Partikelmonitoring - Partikelfalle

Die Partikelfalle der Firma CleanControlling GmbH ist eine Weiterentwicklung der in der VDA 19 Teil 2, Technische Sauberkeit in der Montage – Umgebung, Logistik, Personal und Montageeinrichtung, beschriebenen Möglichkeit zur Überwachung von Luftpartikeln, die ein Korrelation zur tatsächlichen Belastung von Oberflächen möglich machen.

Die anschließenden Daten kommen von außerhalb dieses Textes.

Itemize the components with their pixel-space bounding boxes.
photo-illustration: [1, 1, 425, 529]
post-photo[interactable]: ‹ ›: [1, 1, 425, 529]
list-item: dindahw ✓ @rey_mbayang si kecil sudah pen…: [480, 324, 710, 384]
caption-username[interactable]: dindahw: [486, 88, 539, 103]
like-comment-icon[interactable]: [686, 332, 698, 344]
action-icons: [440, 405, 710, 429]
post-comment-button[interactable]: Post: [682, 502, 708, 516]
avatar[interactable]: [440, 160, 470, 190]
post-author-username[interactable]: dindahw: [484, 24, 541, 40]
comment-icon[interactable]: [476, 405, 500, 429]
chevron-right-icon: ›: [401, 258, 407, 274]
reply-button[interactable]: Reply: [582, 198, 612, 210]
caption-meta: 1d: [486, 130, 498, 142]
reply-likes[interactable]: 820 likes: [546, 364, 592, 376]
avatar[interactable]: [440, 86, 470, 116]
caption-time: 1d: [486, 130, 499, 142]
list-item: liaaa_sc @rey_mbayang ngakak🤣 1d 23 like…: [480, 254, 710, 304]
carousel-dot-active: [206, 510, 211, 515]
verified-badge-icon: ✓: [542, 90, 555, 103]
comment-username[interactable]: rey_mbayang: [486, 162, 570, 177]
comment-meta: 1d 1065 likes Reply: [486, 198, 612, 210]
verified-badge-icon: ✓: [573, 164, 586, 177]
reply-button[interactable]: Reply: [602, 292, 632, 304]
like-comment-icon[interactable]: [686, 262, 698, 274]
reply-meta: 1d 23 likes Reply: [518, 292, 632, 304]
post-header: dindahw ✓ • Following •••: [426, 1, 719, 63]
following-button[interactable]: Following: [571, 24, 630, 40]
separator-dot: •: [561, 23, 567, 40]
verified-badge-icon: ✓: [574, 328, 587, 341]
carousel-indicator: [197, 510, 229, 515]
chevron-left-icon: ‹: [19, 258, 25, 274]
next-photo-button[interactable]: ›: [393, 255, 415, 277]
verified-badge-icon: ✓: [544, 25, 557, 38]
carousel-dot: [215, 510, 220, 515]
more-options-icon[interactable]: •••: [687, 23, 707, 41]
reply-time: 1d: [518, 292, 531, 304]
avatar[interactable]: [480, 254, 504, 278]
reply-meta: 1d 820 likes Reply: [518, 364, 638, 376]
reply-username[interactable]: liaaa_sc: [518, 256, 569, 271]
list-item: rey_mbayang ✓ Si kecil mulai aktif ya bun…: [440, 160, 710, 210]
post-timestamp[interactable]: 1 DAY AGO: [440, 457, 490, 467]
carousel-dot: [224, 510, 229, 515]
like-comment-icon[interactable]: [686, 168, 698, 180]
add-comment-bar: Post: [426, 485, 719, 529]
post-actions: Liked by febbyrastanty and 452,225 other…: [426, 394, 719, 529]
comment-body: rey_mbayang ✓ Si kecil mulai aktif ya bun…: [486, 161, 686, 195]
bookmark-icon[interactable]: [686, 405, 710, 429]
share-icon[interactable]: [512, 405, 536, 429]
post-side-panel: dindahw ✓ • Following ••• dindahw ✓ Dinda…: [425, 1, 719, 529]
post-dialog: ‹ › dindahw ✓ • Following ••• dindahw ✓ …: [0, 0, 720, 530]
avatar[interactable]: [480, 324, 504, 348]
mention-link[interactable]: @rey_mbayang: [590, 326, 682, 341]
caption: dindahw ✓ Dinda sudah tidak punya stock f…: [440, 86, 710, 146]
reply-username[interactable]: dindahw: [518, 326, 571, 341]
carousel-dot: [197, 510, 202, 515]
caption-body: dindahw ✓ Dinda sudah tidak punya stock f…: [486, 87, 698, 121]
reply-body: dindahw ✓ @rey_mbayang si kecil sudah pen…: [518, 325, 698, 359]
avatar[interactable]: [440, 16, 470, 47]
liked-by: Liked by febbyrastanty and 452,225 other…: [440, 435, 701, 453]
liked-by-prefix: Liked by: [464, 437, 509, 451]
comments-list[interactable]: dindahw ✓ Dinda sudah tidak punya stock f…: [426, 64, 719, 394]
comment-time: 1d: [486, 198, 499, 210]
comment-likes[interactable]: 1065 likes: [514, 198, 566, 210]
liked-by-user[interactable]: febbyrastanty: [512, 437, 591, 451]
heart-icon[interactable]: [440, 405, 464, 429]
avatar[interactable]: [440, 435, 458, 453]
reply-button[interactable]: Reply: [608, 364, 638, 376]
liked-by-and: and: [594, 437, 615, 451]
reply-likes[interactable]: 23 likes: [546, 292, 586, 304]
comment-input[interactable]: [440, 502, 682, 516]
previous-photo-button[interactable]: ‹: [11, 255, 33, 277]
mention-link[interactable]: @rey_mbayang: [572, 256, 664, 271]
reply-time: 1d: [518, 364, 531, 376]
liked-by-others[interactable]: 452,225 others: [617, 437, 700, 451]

Sie dient der Bestimmung luftgetragener Partikelverunreinigungen bzw. zur Beobachtung des Partikelaufkommens an definierten Standorten.
 
Die Aufstellungsorte der Partikelfalle können innerhalb der Umgebungssauberkeit / Montageumgebung, der lokalen Umgebung im Zuführbereich des Montageprozesses sowie im direkten Montagebereich sein.
Die Aufstellungsgesichtspunkte sollten partikelrelevante Stellen mit Bezug zum ungeschützten von Interesse stehenden Bauteil darstellen.
Weitere Aufstellungsgesichtspunkte bieten sich entlang eines Hallenrasters zur Durchführung eines Hallenmonitorings, Untersuchung von Prozessen zu Charakterisierung von Partikelquellen, Fahrwege, Lagerplätze, Schleusenbereiche etc.
Die horizontale auszulegende Klebeschicht nimmt die Partikel auf und sedimentiert diese. Die Klebeschicht ist homogen, nicht glänzend sowie ohne Partikelvorbelastung. Die Klebeschicht ist vor der Aktivierung mit einer Schutzfolie versehen.
Die Partikelfalle besitzt eine spurlos entfernbare Befestigungsmöglichkeit sowie eine Beschriftungskarte.
Ein Deckel dient zum Verschließen und schützt die sedimentierten Partikel nach der erfolgten Deaktivierung. Eine Bedienungsanleitung ist auf der Rückseite der Partikelfalle aufgedruckt.
Die Auslegezeit beträgt 7-10 Tage.
Eine ergänzende, stereomikroskopische Auswertung mit der Anzahl und Größe der Partikel ab einer definierten Partikelgröße sowie eine Aufteilung in metallisch glänzende Partikel, nicht glänzende Partikel und Fasern ist möglich.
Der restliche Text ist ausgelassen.